Die Stadt Duisburg will Ende nächsten Jahres ihr Trauma der Überschuldung hinter sich lassen. Kämmerer Martin Murrack zieht eine kritische Bilanz der vielen Sparrunden seit 1977. Sie hätten zu einer personellen Ausblutung der Stadtverwaltung gehört. Im Interview erklärt der Stadtdirektor, wie Duisburg mit innovativen Ideen, Hilfen des Landes, aber auch schmerzlichen Steuererhöhungen wieder Handlungsspielraum gewinnt.
Herr Murrack, die Stadt Duisburg wird ab Ende kommenden Jahres nicht mehr überschuldet sein. Was bedeutet das für Ihre Bürgerinnen und Bürger und die ansässigen Unternehmen?

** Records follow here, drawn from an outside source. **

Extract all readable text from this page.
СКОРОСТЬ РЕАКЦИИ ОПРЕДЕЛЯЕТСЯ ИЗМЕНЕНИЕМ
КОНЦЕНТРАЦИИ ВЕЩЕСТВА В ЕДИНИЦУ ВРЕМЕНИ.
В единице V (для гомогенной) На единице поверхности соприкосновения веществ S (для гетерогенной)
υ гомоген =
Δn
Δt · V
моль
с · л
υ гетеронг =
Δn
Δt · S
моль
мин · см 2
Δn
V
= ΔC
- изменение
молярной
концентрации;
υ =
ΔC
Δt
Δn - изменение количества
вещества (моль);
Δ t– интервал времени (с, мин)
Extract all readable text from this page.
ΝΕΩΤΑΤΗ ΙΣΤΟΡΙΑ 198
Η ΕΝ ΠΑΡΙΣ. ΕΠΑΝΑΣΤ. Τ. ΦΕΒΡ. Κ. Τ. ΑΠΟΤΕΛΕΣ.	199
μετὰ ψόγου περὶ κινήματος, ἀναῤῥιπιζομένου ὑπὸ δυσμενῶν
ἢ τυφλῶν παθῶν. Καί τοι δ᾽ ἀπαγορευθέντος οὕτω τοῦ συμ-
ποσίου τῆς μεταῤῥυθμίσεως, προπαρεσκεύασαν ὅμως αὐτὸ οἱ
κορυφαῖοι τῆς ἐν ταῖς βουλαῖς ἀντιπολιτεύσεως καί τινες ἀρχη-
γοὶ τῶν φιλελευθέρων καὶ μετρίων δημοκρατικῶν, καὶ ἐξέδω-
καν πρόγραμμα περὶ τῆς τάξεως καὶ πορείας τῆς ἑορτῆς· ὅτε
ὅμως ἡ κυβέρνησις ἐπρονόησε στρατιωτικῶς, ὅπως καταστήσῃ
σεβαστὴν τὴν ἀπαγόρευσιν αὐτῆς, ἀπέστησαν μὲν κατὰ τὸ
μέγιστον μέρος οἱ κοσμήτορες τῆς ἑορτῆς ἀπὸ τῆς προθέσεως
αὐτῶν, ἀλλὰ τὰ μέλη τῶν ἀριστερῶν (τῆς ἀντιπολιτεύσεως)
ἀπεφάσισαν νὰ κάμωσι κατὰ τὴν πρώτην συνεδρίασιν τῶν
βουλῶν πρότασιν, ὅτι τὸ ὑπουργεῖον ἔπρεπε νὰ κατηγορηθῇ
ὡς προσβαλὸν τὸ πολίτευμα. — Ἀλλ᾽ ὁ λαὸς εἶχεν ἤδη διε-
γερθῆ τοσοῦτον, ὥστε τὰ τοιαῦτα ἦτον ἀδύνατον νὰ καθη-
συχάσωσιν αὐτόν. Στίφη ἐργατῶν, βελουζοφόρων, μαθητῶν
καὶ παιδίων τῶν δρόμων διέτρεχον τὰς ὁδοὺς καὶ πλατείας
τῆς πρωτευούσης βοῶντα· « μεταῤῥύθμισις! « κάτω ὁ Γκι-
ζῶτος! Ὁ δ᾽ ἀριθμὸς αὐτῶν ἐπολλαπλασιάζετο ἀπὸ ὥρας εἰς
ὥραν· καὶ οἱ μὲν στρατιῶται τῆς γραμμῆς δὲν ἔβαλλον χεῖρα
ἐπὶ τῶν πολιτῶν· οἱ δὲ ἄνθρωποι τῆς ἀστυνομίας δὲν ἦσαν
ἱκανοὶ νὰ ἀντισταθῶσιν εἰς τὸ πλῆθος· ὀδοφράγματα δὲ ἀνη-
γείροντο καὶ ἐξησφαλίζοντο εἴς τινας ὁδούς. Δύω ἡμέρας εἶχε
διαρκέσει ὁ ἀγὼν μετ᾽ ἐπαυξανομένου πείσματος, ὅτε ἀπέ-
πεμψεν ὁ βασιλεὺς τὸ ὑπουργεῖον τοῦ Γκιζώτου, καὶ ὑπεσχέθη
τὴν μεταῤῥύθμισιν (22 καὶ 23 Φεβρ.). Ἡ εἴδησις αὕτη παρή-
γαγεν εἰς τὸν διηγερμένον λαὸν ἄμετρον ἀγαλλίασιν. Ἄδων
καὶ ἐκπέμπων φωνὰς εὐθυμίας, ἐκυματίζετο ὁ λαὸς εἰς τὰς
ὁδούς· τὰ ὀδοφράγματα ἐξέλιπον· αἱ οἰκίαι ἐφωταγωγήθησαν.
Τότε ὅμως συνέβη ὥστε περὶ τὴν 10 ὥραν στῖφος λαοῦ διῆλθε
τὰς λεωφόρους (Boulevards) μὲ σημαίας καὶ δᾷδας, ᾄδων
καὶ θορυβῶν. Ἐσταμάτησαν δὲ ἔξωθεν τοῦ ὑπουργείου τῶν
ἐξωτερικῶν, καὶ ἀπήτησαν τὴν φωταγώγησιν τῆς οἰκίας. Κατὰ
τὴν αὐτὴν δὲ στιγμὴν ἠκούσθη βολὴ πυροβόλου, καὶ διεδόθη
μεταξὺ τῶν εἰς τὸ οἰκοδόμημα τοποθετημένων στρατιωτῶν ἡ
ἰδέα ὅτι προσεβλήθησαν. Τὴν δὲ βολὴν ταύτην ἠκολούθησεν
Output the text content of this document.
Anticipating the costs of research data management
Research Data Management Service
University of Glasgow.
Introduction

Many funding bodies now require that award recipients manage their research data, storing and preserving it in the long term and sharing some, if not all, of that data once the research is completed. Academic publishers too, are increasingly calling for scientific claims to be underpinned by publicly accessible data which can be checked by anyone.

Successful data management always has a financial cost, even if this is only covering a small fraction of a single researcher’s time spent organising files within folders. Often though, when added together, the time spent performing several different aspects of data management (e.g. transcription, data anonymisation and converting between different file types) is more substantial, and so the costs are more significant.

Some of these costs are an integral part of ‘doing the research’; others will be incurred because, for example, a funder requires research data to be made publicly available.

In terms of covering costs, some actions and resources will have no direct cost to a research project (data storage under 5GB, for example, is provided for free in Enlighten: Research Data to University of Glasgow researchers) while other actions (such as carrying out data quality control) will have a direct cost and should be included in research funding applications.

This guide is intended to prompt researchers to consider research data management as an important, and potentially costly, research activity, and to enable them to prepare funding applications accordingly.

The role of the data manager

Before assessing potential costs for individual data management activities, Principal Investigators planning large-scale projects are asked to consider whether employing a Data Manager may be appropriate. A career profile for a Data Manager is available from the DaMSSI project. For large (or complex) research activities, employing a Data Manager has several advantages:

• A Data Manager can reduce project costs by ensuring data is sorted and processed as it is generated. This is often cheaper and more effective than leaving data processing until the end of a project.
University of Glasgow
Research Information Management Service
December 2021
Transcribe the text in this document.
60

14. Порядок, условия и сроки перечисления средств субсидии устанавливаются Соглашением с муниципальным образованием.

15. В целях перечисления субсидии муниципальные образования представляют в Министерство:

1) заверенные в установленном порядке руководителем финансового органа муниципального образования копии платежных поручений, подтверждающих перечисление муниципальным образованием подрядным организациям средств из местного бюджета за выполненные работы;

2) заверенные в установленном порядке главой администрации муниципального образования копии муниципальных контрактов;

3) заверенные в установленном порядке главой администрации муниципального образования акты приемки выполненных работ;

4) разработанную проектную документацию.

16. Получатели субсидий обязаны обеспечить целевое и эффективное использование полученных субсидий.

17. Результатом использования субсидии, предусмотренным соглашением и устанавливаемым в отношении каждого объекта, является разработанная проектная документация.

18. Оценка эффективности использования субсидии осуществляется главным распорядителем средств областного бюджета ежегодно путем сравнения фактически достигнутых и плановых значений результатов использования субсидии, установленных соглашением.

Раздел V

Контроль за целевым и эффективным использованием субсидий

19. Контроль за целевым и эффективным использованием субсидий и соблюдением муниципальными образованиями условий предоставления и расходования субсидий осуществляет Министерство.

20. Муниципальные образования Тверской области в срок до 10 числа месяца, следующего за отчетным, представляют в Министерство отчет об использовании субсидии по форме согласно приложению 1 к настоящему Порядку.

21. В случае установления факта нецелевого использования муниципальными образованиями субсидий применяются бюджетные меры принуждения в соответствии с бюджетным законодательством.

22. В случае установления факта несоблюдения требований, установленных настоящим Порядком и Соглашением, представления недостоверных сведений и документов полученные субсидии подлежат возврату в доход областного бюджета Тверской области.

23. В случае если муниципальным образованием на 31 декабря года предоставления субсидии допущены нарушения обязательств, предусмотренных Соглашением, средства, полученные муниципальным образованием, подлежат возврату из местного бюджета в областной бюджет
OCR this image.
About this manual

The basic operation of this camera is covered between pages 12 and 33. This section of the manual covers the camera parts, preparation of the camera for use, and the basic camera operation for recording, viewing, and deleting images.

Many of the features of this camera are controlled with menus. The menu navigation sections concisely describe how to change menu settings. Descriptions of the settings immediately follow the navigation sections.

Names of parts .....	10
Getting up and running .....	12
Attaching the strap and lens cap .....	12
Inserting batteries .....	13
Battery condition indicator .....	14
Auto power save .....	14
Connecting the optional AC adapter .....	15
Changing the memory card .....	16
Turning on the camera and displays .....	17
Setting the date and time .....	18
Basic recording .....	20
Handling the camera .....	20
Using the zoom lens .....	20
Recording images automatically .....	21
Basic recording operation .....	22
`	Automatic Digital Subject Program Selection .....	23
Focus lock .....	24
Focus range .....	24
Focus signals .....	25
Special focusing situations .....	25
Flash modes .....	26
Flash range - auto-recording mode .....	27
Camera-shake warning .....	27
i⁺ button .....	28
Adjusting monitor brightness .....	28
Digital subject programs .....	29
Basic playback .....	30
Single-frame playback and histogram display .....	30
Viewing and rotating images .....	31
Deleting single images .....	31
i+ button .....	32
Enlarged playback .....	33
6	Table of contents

Martin Murrack: Das ist eine großartige Nachricht für Duisburg und eine echte Zäsur. In die Stadt kehrt ein Selbstbewusstsein zurück, das sie sehr lange nicht mehr hatte. Duisburg war vor dem Strukturwandel eine stolze Stadt – das haben wir ein Stückweit verlernt und finden diesen alten Stolz langsam wieder zurück. Ein Unternehmen wäre mit der finanziellen Lage Duisburgs in den vergangenen Jahren längst pleite. Jetzt können wir uns wieder politisch gewollte Projekte leisten.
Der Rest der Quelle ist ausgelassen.